Financial contagion is an important phenomenon contributing to the spread and severity of financial distress. Forbes (2012) distinguishes four different, but not mutually exclusive, channels of contagion: trade, banks and financial institutions, portfolio investors, and wake-up calls. Goldstein (1998) informally introduced the notion of wake-up call contagion, whereby a crisis in one region is a wake-up call to investors that induces them to re-assess and inquire about the fundamentals of other regions. Such a re-appraisal of risk can lead to a contagious spread of a financial crisis across regions or to other financial institutions.
Despite the popularity of the wake-up call contagion channel, including among policymakers, there has been little theoretical work. Our paper offers a theory to fill this gap. How can there be contagion even if there is no discernible exposure across countries or financial institutions ex-post, that is at the time of the contagious spread of a crisis? How do the magnitude of the wake-up call contagion effect and the demand for information during the re-appraisal of risk depend on the degree of ex-ante exposure across countries or financial institutions?
We develop a global coordination game of regime change with two regions that move sequentially. A financial crisis comprises a currency attack, a bank run, or a debt crisis and occurs when enough investors act against the regime in their region by attacking a currency peg, withdrawing funds from a bank, or refusing to roll over debt.
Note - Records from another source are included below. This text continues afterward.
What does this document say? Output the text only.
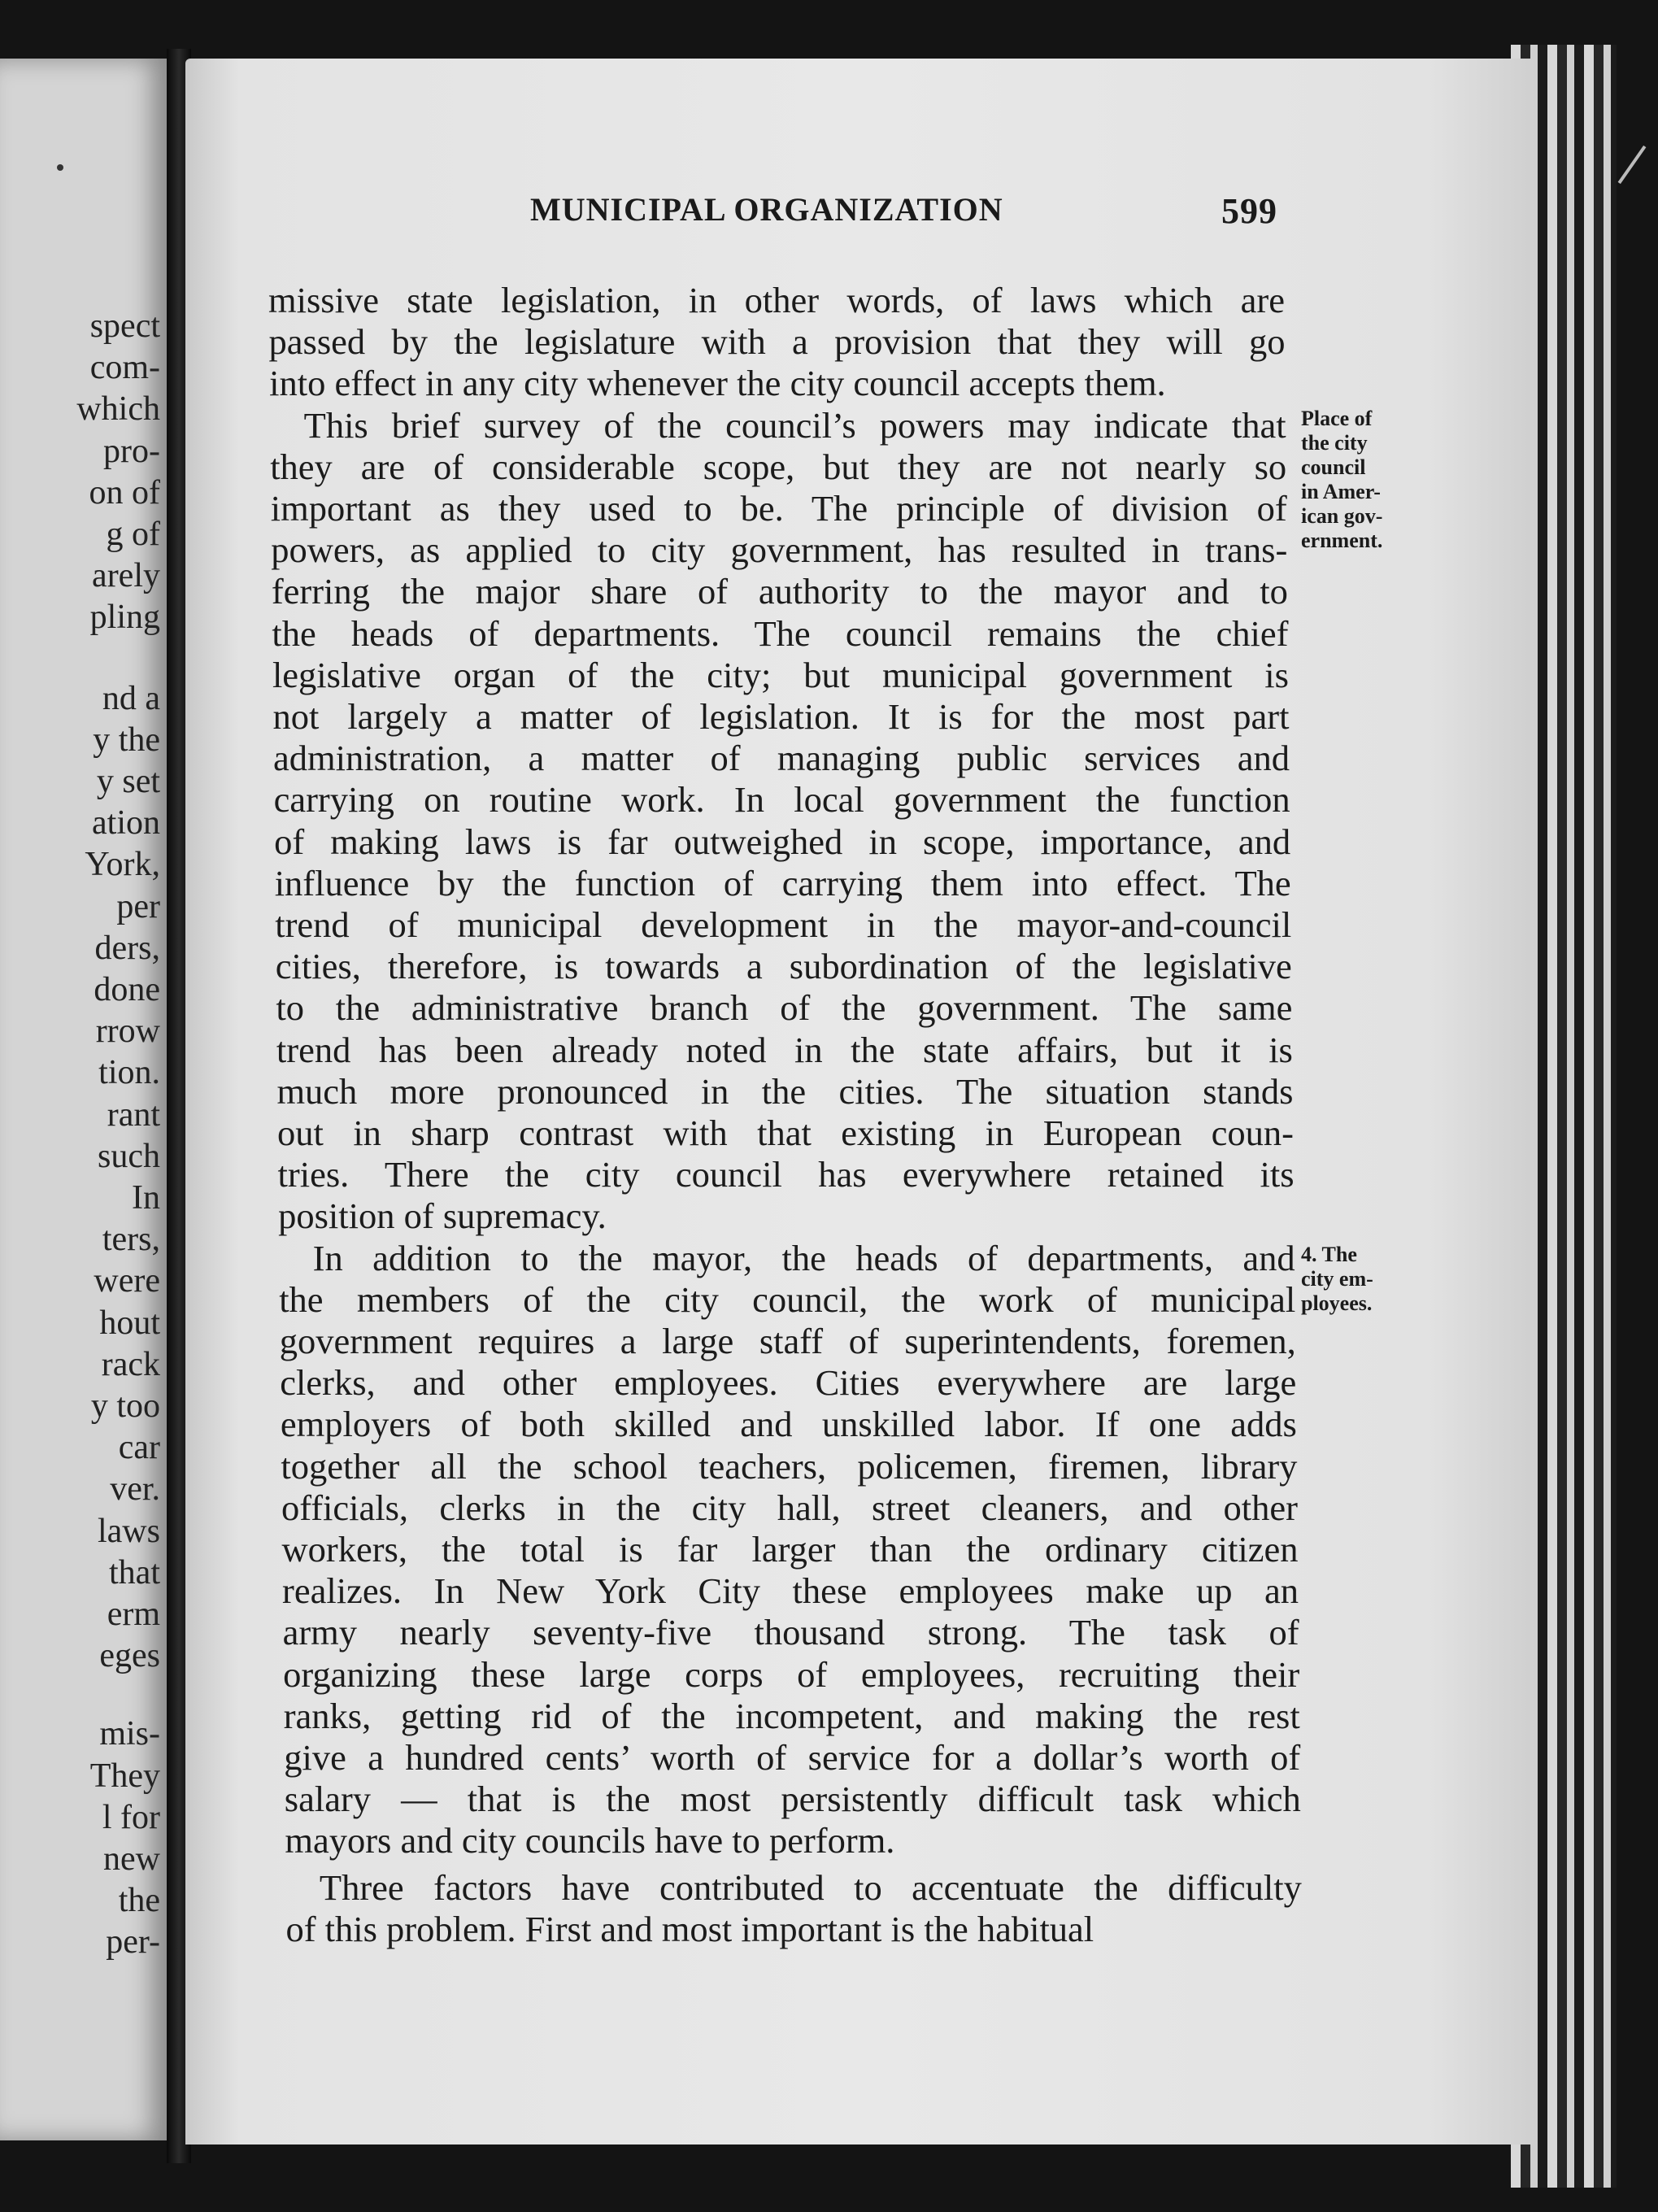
spect
com-
which
pro-
on of
g of
arely
pling
nd a
y the
y set
ation
York,
per
ders,
done
rrow
tion.
rant
such
In
ters,
were
hout
rack
y too
car
ver.
laws
that
erm
eges
mis-
They
l for
new
the
per-
MUNICIPAL ORGANIZATION	599
missive state legislation, in other words, of laws which are
passed by the legislature with a provision that they will go
into effect in any city whenever the city council accepts them.
This brief survey of the council’s powers may indicate that
they are of considerable scope, but they are not nearly so
important as they used to be. The principle of division of
powers, as applied to city government, has resulted in trans-
ferring the major share of authority to the mayor and to
the heads of departments. The council remains the chief
legislative organ of the city; but municipal government is
not largely a matter of legislation. It is for the most part
administration, a matter of managing public services and
carrying on routine work. In local government the function
of making laws is far outweighed in scope, importance, and
influence by the function of carrying them into effect. The
trend of municipal development in the mayor-and-council
cities, therefore, is towards a subordination of the legislative
to the administrative branch of the government. The same
trend has been already noted in the state affairs, but it is
much more pronounced in the cities. The situation stands
out in sharp contrast with that existing in European coun-
tries. There the city council has everywhere retained its
position of supremacy.
In addition to the mayor, the heads of departments, and
the members of the city council, the work of municipal
government requires a large staff of superintendents, foremen,
clerks, and other employees. Cities everywhere are large
employers of both skilled and unskilled labor. If one adds
together all the school teachers, policemen, firemen, library
officials, clerks in the city hall, street cleaners, and other
workers, the total is far larger than the ordinary citizen
realizes. In New York City these employees make up an
army nearly seventy-five thousand strong. The task of
organizing these large corps of employees, recruiting their
ranks, getting rid of the incompetent, and making the rest
give a hundred cents’ worth of service for a dollar’s worth of
salary — that is the most persistently difficult task which
mayors and city councils have to perform.
Three factors have contributed to accentuate the difficulty
of this problem. First and most important is the habitual
Place of
the city
council
in Amer-
ican gov-
ernment.
4. The
city em-
ployees.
We define contagion as an increase in the probability of a financial crisis in one region due to a crisis in the other region.
In our model regional fundamentals are linked via the exposure to a common macro shock, which captures common vulnerabilities and institutional similarities of regions. The wake-up call of observing a crisis elsewhere induces investors to acquire costly information about the actual exposure to the common macro shock.
Our first main result is that investors have a higher incentive to acquire information about the common macro shock after observing a crisis in the first region. Thus, for intermediate information costs, the shaded area in Figure 1, investors choose to learn only after a crisis—a wake-up call. In this case, an investor’s benefit of tailoring its attack decision with the help of better information about the realized macro shock is highest.
Our second main result is to isolate the wake-up call component of contagion. We show that contagion can occur even if all investors learn that the macro shock is zero, meaning that the second region has no ex-post exposure to the first region.
Our third main result is to derive a novel testable implication that may inform future empirical work. Information acquisition about the exposure to aggregate or market-wide shocks increases in the extent of ex-ante exposure across regions. We encourage future empirical work on this implication and discuss some directions.